No hemos encontrado ninguna referencia a epidemia de peste en 1760, pero en los siglos XVIII y XIX a las epidemias se las denominaba “pestilencias”. En 1348 una gran epidemia de peste arrasó la Corona de Aragón y toda Europa; se calcula que de 70 millones de habitantes, murieron 30 millones. El 30 de abril de 1349, tras la peste negra que azotó Ribagorza, las villas y lugares del Condado solicitaron al infante Pedro medidas fiscales que paliasen las consecuencias de la “mortandad universal que sucedió el año pasado” y él, “aceptando benignamente su súplica”, aceptó que las cargas fiscales se redujeran indefinidamente en un 25%.1
El reino de Aragón sufrió otra gran epidemia de peste en 1653. La peste remitió en Europa en el siglo XVIII, pero tomaron el relevo otras enfermedades contagiosas: la malaria (o paludismo), el tifus, la tuberculosis, el cólera, la viruela, la difteria o la fiebre amarilla, enfermedades que pudieron controlarse con la aparición de las vacunas y los antibióticos, así como de la mejora de las condiciones higiénico-sanitarias de la sociedad, de los mercados, las aguas y los sistemas de alcantarillado. Y en 1918 y 1919 la epidemia de gripe que brotó con la 1ª Guerra Mundial. Dos cosas eran importantes, el aislamiento/confinamiento y dar solución al elevado número de cuerpos de personas fallecidas.
Es muy comprensible, visto el panorama desolador que acompañaba a estas epidemias, surgieran estas cofradías a modo de mutualismo social cumpliendo una función de ayuda comunitaria y de participación social que, hoy en día, se ha perdido. Desde el nacimiento a la muerte, cada persona de la comunidad estaba “acompañada”: la comadrona, parientes y vecinas “ayudaban” en el parto, los cofrades y parientes “acompañaban” en el “último viaje”, haciendo a todos partícipes del “ciclo de la vida”. Además, en caso de apuro económico, la Cofradía lo prestaba a los cofrados con un interés del 5%.

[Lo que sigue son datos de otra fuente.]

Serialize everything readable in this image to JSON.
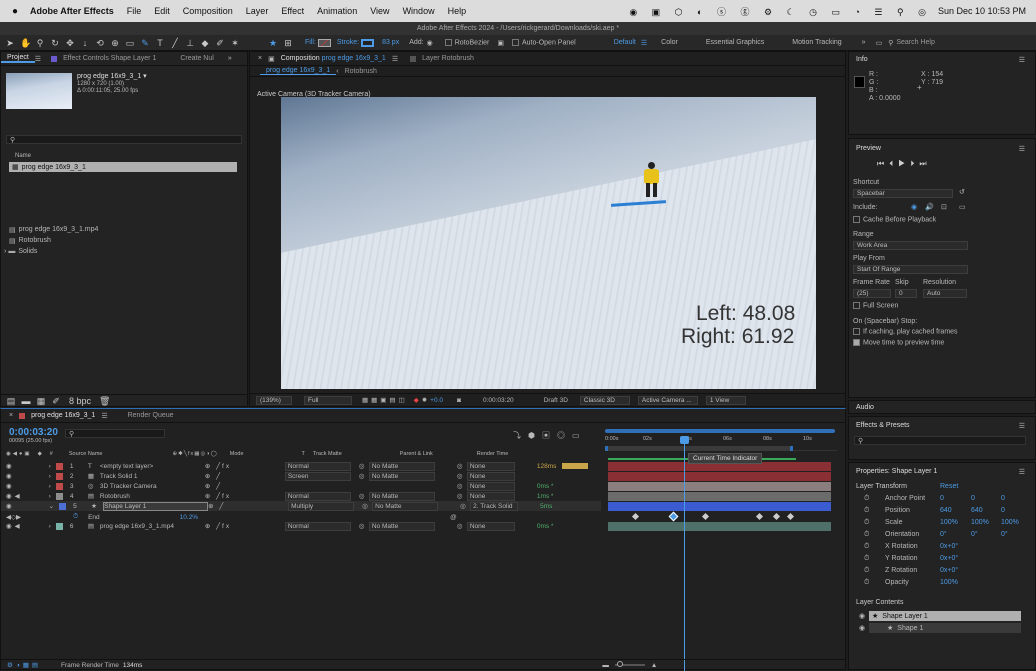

En Chía, el prior de la cofradía pasaba por el pueblo avisando de “cuerpo presente” porque era obligatorio ir a los funerales, so pena de multa. Dos hombres hacían la fosa en la que se iba a enterrar al difunto, por turno riguroso. Si el difunto era un familiar del cofrade al que le tocaba hacer la fosa, se pasaba al siguiente. La fosa era de dos metros de largo, por uno y medio de ancho y dos metros y medio de hondo. Nos cuentan los mayores de Chía que cuando se cavaba en el cementerio, “salían los huesos al cavar y había que tener estómago”. Lo más duro era enterrar a los niños, recuerdan a Carmencita y Marsialet, enterrados en San Martín.
En 1990 se estrenó el cementerio nuevo de Chía y dejaron de enterrarse difuntos en los cementerios anexos a las iglesias de San Vicente y San Martín. La primera que fue sepultada en el nuevo cementerio de nichos fue María Lacorte, de casa Taberna, fallecida el 17 de mayo de 1990. Ya había pompas fúnebres que gestionaban todo el funeral, pero aún así se mantuvo la presencia de la Cofradía en los funerales. El último difunto inscrito en el libro de la Cofradía del Rosario fue Juan Mur Blanc, de casa Garsía, fallecido el 1 de mayo de 2004. Y el último prior que consta en el libro es Luis Mur, de casa Siresa, que entregó el libro de cofrades y el de cuentas el primer domingo de octubre de 2004.
1 Tomás Faci, G. 1348. La peste negra llega a Ribagorza. Guayente nº 115, abril 2020. pp.12-14.